Using data from the Census Bureau’s American Community Survey (ACS), researchers estimate 4.4 million people work in residential construction. That accounts for 2.8% of the US employed civilian labor force.
The NAHB findings, released last month, are based on 2019 statistics, the latest available. The builders’ group noted in 2020, home building created additional jobs even though many sectors of the economy struggled due to COVID-19.
California claims the highest number of workers in home building with close to 640,000. On a percentage basis, that amounts to more than 3.3% of its employed labor force. Idaho had the highest share of residential construction workers at 5.2%, due in part to a high prevalence of seasonal, vacation homes.
Washington surpassed the national average (2.8%) with an estimated 3.5% of its labor force employed in home building.
NAHB’s analysis of data by congressional district indicated the average district had about 10,000 residents working in residential construction in 2019. In Idaho’s 1st congressional district, which covers the western part of the state, some 24,000 residents work in home building.

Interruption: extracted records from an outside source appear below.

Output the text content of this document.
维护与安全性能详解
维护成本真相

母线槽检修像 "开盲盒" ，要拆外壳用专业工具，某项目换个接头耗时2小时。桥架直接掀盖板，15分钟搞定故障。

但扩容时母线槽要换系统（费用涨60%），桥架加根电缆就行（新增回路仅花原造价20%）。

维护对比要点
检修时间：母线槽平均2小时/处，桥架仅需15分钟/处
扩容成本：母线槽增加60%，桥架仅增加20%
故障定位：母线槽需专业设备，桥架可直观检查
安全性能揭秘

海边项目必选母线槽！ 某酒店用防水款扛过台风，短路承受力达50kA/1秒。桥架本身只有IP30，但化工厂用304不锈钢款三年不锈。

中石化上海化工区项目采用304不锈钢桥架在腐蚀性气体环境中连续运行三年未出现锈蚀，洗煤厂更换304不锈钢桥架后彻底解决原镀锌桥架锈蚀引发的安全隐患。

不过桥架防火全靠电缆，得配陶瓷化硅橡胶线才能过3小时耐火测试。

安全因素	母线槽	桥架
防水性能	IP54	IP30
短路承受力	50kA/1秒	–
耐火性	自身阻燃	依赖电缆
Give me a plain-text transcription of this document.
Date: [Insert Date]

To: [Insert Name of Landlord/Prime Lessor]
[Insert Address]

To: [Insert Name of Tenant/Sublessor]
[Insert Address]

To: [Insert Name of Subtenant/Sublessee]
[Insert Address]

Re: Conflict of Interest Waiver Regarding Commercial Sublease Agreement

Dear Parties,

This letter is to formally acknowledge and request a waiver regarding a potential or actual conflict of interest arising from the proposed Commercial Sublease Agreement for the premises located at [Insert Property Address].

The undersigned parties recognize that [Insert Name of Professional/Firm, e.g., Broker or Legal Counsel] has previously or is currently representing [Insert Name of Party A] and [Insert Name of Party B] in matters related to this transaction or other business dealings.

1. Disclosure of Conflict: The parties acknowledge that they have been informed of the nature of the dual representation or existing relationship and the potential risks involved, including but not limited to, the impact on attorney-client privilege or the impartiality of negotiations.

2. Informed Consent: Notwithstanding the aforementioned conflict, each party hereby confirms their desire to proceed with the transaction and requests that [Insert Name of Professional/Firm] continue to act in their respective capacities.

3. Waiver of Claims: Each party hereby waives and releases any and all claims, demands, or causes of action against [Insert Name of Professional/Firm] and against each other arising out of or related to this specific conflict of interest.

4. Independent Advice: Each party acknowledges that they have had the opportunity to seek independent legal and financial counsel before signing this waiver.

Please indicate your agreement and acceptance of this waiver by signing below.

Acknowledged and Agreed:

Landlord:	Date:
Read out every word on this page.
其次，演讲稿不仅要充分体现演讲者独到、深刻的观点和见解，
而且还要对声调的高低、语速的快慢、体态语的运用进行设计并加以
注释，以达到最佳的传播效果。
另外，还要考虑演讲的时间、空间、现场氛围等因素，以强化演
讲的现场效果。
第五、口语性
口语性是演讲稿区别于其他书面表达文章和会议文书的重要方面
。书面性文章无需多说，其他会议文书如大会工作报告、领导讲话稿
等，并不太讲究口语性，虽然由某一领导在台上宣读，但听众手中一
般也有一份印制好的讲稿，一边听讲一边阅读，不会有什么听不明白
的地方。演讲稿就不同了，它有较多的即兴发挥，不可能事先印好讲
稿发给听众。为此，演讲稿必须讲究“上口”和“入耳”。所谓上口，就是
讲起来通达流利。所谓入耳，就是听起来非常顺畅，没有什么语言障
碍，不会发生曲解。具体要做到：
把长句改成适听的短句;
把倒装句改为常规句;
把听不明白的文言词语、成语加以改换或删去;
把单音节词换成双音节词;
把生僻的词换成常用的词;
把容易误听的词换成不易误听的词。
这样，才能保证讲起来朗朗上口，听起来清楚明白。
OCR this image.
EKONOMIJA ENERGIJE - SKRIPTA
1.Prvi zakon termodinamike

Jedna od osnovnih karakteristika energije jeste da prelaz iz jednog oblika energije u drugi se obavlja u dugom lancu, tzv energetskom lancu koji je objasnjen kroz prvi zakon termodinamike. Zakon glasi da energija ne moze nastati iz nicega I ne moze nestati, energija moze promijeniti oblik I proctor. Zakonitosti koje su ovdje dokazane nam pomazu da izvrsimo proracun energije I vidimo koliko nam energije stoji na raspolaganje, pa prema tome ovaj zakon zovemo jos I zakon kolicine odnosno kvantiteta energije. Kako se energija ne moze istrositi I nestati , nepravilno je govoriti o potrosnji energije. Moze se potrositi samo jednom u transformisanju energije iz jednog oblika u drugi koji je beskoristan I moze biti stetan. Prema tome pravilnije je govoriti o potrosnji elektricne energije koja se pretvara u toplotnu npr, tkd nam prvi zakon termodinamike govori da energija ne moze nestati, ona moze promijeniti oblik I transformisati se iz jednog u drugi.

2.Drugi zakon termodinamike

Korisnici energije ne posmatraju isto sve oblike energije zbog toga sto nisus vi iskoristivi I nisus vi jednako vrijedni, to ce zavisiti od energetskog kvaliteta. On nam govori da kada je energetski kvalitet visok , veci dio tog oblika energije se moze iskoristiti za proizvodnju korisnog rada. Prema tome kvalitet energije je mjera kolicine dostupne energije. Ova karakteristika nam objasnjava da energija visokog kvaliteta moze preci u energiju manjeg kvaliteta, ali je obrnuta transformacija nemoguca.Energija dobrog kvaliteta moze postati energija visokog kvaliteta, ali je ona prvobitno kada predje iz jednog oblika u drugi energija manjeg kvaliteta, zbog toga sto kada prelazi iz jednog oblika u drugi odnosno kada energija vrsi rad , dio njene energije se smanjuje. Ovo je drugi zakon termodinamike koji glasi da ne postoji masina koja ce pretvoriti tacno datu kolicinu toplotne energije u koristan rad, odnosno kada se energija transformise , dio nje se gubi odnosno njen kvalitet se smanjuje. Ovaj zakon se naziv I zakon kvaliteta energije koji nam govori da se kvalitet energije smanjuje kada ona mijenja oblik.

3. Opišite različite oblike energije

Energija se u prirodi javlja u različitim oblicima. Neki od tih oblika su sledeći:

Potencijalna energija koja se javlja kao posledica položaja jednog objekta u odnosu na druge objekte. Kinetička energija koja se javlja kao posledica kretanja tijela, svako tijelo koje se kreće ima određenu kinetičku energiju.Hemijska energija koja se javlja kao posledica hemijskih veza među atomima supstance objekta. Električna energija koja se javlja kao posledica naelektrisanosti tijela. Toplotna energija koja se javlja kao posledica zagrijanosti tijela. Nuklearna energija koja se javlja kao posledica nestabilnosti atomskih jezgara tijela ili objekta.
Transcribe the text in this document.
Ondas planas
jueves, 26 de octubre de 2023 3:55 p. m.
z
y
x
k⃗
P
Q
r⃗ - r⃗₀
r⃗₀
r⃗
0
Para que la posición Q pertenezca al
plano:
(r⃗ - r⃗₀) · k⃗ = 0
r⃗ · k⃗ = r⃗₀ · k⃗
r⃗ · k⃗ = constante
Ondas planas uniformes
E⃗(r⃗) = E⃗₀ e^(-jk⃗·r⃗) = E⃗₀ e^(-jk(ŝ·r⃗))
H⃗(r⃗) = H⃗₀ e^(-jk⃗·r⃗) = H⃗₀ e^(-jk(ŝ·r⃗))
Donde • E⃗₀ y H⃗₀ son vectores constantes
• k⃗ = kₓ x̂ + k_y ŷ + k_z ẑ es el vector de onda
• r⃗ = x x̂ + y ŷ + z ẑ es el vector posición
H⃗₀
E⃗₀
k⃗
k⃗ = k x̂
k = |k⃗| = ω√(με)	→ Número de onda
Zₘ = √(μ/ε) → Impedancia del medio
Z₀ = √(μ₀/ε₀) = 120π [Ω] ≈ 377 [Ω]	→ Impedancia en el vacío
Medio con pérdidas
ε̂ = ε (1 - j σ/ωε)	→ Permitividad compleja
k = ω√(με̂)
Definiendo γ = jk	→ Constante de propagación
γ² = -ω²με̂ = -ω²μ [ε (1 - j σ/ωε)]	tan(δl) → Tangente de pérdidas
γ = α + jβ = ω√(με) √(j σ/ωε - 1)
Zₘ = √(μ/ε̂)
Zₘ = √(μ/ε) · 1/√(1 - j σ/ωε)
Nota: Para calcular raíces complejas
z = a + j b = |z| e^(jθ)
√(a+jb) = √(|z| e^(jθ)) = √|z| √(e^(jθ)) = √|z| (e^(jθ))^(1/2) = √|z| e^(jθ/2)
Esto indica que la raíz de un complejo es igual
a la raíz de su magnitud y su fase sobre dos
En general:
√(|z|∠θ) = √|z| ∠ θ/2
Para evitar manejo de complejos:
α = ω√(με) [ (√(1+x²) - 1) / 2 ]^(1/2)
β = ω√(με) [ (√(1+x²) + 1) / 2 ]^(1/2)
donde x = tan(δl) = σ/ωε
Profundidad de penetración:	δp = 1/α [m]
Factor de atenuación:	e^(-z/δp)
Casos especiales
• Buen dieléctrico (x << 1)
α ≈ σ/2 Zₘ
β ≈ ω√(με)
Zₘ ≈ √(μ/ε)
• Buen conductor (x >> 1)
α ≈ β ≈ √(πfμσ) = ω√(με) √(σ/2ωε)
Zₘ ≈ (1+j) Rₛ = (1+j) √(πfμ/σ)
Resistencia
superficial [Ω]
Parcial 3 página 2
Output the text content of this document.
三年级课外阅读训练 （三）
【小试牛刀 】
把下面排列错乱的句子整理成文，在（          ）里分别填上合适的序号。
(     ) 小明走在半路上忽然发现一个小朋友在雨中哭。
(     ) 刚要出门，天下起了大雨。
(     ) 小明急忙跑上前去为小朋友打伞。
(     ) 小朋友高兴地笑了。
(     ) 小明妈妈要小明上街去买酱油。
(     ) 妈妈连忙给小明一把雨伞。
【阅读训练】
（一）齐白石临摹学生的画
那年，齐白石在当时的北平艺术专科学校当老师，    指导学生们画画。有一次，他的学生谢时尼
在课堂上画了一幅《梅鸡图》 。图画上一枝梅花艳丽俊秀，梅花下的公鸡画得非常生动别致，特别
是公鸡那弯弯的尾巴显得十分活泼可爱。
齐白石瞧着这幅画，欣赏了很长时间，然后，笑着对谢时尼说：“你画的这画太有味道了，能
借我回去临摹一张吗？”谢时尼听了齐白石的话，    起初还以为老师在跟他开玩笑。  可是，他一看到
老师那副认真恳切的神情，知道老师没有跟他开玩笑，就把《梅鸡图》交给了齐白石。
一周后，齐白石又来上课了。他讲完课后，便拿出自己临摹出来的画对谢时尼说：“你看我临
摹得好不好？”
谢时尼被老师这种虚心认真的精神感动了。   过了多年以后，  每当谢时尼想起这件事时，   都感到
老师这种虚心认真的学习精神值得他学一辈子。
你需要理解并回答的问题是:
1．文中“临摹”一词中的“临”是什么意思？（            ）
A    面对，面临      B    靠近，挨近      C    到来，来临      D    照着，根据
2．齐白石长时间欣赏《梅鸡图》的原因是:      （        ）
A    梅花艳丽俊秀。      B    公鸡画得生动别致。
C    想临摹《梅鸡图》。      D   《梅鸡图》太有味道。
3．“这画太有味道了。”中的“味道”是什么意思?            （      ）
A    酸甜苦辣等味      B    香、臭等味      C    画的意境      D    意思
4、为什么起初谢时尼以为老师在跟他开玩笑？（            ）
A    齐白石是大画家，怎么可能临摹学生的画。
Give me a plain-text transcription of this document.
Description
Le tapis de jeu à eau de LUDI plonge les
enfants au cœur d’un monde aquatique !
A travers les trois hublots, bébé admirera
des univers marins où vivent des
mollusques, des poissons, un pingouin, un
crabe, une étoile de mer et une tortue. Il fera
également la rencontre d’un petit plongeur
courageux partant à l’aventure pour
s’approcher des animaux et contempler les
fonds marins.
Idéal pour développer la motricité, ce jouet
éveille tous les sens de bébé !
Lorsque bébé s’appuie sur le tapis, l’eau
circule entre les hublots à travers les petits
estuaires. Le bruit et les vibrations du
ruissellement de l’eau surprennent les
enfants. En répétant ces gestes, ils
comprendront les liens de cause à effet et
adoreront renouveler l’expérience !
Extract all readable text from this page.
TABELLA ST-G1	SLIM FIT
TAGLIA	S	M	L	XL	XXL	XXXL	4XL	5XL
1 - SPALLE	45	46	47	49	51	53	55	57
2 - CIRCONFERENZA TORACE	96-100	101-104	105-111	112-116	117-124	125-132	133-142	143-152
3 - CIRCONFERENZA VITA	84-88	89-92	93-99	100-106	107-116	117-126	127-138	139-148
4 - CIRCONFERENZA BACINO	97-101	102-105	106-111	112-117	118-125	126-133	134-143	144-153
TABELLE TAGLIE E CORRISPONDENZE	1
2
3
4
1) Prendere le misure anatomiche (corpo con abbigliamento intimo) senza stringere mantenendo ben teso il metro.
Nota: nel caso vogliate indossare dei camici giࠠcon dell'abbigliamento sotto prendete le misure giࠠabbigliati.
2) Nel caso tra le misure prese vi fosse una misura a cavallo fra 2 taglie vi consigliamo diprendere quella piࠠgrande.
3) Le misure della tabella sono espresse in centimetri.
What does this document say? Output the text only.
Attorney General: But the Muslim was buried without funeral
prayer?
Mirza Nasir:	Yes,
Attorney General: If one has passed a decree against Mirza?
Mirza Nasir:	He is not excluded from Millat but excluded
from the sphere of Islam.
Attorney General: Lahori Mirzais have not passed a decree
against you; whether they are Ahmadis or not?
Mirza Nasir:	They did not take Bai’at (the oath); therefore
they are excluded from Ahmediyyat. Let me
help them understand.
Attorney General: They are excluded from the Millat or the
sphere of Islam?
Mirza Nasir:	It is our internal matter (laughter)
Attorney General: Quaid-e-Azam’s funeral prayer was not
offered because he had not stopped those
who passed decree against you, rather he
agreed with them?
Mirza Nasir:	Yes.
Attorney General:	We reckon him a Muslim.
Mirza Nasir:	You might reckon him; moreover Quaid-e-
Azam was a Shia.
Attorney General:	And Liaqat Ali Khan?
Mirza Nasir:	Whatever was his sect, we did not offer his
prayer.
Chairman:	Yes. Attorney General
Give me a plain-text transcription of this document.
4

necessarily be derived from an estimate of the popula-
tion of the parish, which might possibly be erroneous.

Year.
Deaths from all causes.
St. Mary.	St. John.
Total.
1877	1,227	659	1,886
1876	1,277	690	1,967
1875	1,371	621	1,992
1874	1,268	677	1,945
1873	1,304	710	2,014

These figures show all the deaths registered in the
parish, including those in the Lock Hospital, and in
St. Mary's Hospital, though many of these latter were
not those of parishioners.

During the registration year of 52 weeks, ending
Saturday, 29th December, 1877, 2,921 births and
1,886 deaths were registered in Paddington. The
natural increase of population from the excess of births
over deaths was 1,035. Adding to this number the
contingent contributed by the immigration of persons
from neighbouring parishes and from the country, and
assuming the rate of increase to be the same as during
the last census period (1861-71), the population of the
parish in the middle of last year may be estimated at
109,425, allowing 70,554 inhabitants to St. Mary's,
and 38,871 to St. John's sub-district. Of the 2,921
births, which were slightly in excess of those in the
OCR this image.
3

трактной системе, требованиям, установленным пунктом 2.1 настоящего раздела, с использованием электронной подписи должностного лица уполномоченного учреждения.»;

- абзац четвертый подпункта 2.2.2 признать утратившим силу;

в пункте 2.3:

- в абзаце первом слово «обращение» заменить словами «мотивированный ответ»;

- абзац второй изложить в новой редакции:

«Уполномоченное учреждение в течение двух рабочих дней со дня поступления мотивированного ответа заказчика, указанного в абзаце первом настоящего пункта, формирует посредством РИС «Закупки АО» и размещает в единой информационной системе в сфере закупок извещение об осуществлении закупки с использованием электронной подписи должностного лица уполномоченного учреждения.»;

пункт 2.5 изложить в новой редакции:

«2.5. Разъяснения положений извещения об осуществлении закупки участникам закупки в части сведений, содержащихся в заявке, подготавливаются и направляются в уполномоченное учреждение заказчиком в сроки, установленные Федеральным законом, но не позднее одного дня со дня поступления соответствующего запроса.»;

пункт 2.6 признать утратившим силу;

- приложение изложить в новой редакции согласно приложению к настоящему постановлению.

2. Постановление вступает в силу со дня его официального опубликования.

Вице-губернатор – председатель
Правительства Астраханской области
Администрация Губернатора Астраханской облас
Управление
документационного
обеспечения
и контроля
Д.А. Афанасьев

Other areas where home building is credited with particularly high employment levels and share of local jobs include Florida’s 25th congressional district, Arizona’s 7th district, Utah’s 4th, and Montana’s single district. All these areas reported at least 21,000 residents work in residential construction.
NAHB’s residential construction employment estimates include self-employed workers, which that trade group says is particularly relevant in the home building industry since they traditionally make up a larger share of the labor force.
The NAHB report notes the home building employment estimates only include workers directly employed by the industry. Not counted are jobs created in related industries such as design and architecture, furniture making, building materials, landscaping, and others. Consequently, NAHB says the estimates understate the overall impact of home building on local employment.